“Disgraceful”: The Government Kept A Man In Detention Because It Disagreed With The Tribunal That Ordered His Release

    The government "cannot simply ignore" decisions it doesn't like or agree with, a judge wrote in a scathing ruling.

    A judge has slammed a federal government minister for his "disgraceful" conduct in keeping a man in immigration detention unlawfully and then failing to explain why the man remained locked up.

    The unusually scathing assessment was delivered by Justice Michael Wigney of the Federal Court of Australia, who wrote it was "readily apparent" that the man was kept in detention because the government disagreed with a tribunal decision to release him.

    Wigney ordered the man to be immediately released.

    The refugee — known only as "PDWL" in the court proceedings — appealed the decision to refuse him a protection visa and won in the Administrative Appeals Tribunal on March 11.

    The tribunal granted him a visa. But instead of releasing PDWL, the government asked the Federal Court to urgently overturn the decision.

    The first judge to hear the case, Justice Melissa Perry, was unimpressed that PDWL was still in detention. She refused to expedite the hearing, and instead ordered the minister to file a sworn statement from an officer of the home affairs department by March 16, explaining whether PDWL was still in detention and why.

    On March 16, PDWL was still in detention. With the help of a pro bono lawyer, he asked the court to find his detention was unlawful and order his release.

    A senior lawyer in the home affairs department filed an affidavit the same day saying she knew why PDWL was still in immigration detention — but did not explain why, saying it would "reveal legal advice that is subject to legal professional privilege".

    In his judgement, Wigney described this statement as “somewhat [remarkable]” in light of the "clear terms" of Perry’s order.

    "It is difficult, if not almost impossible, to imagine how the Minister, or anyone else, could have sensibly formed the view that this affidavit complied with Perry J’s order," Wigney said. "It provided no explanation whatsoever for why PDWL remained in immigration detention."

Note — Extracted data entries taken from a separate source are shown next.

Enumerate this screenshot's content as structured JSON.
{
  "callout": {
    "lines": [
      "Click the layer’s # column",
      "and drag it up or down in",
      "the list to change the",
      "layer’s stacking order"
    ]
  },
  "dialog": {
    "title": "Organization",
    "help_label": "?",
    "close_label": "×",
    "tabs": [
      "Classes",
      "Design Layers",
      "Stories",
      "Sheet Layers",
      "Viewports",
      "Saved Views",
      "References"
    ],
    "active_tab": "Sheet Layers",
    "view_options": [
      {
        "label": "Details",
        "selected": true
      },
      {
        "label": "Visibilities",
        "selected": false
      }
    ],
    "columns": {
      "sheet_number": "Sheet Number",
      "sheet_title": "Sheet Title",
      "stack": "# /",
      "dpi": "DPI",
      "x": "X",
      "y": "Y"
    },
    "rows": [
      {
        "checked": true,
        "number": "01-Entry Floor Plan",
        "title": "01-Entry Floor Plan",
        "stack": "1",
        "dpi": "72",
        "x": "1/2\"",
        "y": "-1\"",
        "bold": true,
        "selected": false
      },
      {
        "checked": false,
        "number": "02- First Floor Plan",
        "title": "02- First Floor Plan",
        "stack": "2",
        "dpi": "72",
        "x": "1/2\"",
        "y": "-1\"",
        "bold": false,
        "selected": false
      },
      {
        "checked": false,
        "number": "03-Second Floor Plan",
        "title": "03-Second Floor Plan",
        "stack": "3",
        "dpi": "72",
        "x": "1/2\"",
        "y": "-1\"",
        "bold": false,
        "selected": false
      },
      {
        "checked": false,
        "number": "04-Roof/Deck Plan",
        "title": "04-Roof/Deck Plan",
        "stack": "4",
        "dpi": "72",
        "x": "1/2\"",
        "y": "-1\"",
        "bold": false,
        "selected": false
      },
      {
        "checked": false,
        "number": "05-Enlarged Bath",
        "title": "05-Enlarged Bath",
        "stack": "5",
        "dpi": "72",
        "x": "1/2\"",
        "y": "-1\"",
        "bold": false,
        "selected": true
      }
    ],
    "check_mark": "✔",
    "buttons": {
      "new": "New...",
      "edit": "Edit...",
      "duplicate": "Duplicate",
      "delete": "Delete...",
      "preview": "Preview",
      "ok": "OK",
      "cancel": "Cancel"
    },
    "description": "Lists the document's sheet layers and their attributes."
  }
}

    The case is between PDWL and acting immigration minister Alan Tudge, but it is unknown if Tudge or home affairs minister Peter Dutton was the minister responsible for not releasing him.

    According to PDWL's pro bono barrister, Jason Donnelly, this is because of the privilege claim. "We literally do not know whether someone made a decision not to release him, who that person was, and which minister ultimately is responsible," Donnelly said. Both Dutton and Tudge can make decisions under the Migration Act, and "the minister" is used as shorthand for both in immigration law.

    Donnelly described the government's action as "tantamount to potential contempt. Failure to comply with a court order could amount to contempt".

    Wigney ordered PDWL be immediately released and said he was being "unlawfully detained". The government had resisted PDWL's application to be released, despite earlier saying in a sworn statement to the court that he was in the process of being released.

    Wigney also refused to grant the minister an expedited hearing of his appeal of the tribunal’s decision, in part because of his conduct in the case.

    "The conduct of the minister in this case, on just about any view, has been disgraceful," he said, adding that the minister appeared to have "willingly and flagrantly" failed to comply with the orders made by Perry.

    Instead, the minister had "sought to conceal any explanation behind the cloak of legal professional privilege", which he had the power to waive. In any case, Wigney said, he had "little doubt" that a public servant could have offered an explanation without disclosing any privileged information.

    "It may perhaps be inferred that the only explanation that the minister had for the continuing detention of PDWL was that he, or someone in his department, thought that the Tribunal’s decision was wrong," Wigney said.

    “It would appear, however, that either no officer in the minister’s department was prepared to depose to that fact, or the Minister was simply prepared to ignore the clear terms of Perry J’s order.”

    The minister and his department “cannot simply ignore, or decide to give no effect to, a decision of the tribunal simply because they do [not] like it or believe it is wrong,” Wigney said.

    A delegate of immigration minister David Coleman (who is currently on extended leave) had refused PDWL’s application for a safe haven enterprise visa in December 2019, saying PDWL did not pass the character test in section 501 of the Migration Act.

    In January, before PDWL’s case reached the tribunal, another Federal Court judge ruled that section 501 was not relevant to refugee applications like PDWL's, because people seeking protection visas already had to pass a narrower character test. The government is appealing that case.

    Donnelly said the PDWL case was "highly unusual" and said the government had taken "an extraordinarily concerning approach". "It's a person's liberty," he said.